Mi occupo di cultura yiddish, il cui messaggio è strettamente collegato al popolo palestinese, un popolo in diaspora, segregato nella propria terra o in esilio. Al centro del mio discorso c’è l’umanità fragile, di cui la Palestina è specchio. Il popolo palestinese è il più solo al mondo, ma riesce a mantenere la propria identità in condizioni disperate. Non posso non sostenere una simile causa e lo faccio con i mezzi che conosco: smuovere le coscienze attraverso il processo artistico che permette la trasfigurazione in modo più efficace di un saggio accademico. Dopotutto, chi tracciò le caratteristiche dell’uomo moderno meglio del più grande drammaturgo della storia, William Shakespeare? Io, artigiano dell’arte, cerco di portare al centro l’umanità. È perciò impossibile non parlare di ingiustizia, oppressione. E la Palestina ne è modello: una topografia devastata, un futuro compresso. Lo faccio con l’arte perché sono un militante e resto sconcertato di fronte al silenzio e alla viltà raggelante che caratterizza le posizioni della politica.

Pochi giorni fa si è celebrata la Giornata della Memoria. In un recente articolo lei ha accusato Israele di cercare legittimazione attraverso «l’industria dell’Olocausto», strumentalizzandolo a fini di propaganda. Quale dovrebbe essere in tal senso il ruolo delle comunità ebraiche?

Come scrive il profeta Isaia a Dio non intessano i nostri dogmi religiosi: «Che mi importa dei vostri sacrifici senza numero? dice il Signore. Smettete di presentare offerte inutili. Togliete il male dalle vostre azioni, ricercate la giustizia, soccorrete l’oppresso». Ogni fede dovrebbe mirare alla giustizia. Israele sfrutta l’Olocausto per ripulire la falsa coscienza dell’Europa e l’attuale governo Netanyahu, il peggiore di sempre, si fonda sulla mentalità della rappresaglia, dell’infantilismo reazionario. Le comunità ebraiche europee si sono appiattite sulle posizioni del governo israeliano, per questo sono uscito da quella di Milano. Dovrebbero occuparsi dell’ethos ebraico, invece hanno sostituito la Torah con Israele facendo propria la psicopatologia dell’accerchiamento che Tel Aviv usa ogni qualvolta ne ha occasione, come nei recenti attacchi a Parigi. Devono alzare la voce.

Uno degli strumenti più efficaci per fare pressioni sull’occupazione israeliana è la campagna Bds, che ha come target anche gli artisti.
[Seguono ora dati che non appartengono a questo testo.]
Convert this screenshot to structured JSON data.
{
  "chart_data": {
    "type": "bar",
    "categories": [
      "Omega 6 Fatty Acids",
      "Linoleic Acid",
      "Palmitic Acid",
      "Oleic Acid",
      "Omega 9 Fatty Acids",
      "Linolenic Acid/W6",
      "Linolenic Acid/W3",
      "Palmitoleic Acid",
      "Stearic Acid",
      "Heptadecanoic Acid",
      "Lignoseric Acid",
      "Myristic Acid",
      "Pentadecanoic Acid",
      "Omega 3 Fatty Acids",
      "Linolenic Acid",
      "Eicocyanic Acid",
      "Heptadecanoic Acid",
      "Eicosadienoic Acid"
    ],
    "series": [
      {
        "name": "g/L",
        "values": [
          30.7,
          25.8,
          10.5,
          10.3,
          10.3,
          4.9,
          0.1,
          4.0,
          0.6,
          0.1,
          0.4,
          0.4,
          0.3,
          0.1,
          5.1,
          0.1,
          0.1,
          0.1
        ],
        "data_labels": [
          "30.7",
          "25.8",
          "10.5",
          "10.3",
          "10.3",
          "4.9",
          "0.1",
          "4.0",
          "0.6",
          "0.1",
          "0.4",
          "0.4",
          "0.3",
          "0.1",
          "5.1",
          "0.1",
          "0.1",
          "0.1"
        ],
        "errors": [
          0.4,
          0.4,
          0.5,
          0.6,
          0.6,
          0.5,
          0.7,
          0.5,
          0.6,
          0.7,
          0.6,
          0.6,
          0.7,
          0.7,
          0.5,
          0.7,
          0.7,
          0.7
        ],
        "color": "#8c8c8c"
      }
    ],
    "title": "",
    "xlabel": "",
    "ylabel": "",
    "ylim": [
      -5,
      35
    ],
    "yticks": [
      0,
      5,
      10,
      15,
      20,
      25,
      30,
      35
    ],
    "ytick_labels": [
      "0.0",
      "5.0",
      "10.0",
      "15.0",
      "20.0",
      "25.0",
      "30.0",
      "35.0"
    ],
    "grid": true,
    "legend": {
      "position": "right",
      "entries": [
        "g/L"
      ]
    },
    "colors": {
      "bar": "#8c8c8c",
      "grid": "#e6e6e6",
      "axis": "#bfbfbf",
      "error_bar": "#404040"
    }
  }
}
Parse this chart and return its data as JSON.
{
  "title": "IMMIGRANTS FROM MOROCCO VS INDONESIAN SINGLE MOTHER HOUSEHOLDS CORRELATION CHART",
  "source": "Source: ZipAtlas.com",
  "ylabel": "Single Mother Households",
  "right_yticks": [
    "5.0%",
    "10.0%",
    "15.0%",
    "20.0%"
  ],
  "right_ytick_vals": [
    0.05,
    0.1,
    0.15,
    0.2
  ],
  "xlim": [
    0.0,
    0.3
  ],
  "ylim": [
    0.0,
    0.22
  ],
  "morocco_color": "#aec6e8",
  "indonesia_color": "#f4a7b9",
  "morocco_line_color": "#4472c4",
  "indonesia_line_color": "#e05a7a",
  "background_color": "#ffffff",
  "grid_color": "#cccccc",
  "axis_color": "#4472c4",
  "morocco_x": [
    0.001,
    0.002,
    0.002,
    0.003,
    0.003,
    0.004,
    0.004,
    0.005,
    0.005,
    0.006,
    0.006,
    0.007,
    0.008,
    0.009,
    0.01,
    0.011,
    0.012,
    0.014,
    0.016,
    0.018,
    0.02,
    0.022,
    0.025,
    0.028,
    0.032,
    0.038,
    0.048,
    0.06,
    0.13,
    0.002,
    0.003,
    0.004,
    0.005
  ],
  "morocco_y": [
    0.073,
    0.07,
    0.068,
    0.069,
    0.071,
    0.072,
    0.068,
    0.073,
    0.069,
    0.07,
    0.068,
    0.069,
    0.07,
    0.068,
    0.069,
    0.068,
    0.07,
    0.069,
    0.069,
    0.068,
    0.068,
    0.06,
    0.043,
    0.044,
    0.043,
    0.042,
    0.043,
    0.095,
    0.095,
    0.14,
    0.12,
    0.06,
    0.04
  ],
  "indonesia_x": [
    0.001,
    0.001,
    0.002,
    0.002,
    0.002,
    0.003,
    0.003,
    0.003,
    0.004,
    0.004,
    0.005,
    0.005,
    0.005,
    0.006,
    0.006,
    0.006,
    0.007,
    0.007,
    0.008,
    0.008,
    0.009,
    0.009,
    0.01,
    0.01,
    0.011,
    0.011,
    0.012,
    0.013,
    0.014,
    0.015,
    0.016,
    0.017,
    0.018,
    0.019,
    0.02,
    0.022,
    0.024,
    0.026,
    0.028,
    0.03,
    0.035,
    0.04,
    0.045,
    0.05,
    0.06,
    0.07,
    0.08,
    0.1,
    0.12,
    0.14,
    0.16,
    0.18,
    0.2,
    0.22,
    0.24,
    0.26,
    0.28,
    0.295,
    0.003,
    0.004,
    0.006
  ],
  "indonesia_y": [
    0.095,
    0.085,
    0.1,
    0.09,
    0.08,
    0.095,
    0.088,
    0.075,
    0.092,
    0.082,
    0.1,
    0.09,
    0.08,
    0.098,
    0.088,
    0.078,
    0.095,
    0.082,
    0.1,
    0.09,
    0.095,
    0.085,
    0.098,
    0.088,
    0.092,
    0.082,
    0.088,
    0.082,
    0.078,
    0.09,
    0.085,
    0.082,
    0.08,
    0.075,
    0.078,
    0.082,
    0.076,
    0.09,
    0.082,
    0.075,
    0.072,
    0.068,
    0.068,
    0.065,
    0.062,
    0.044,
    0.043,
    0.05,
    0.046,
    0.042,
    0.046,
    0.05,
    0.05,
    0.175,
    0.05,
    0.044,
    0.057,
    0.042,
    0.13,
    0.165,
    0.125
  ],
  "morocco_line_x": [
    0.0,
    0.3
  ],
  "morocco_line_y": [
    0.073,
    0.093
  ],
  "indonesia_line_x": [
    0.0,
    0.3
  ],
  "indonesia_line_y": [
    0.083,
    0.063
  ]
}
Cosa ne pensa?

Ho ancora perplessità in merito al boicottaggio del mondo dell’arte e del sapere perché si potrebbe danneggiare chi, dentro Israele, sostiene il diritto dei palestinesi all’autodeterminazione. A differenza del Sudafrica, Israele è strategico per l’Occidente, che a livello politico continuerà a sostenerlo. Il Bds ha una forte legittimità, ma va ragionato nel caso di artisti e accademici, che spesso sono coloro che smascherano le bugie da Pinocchio di Netanyahu.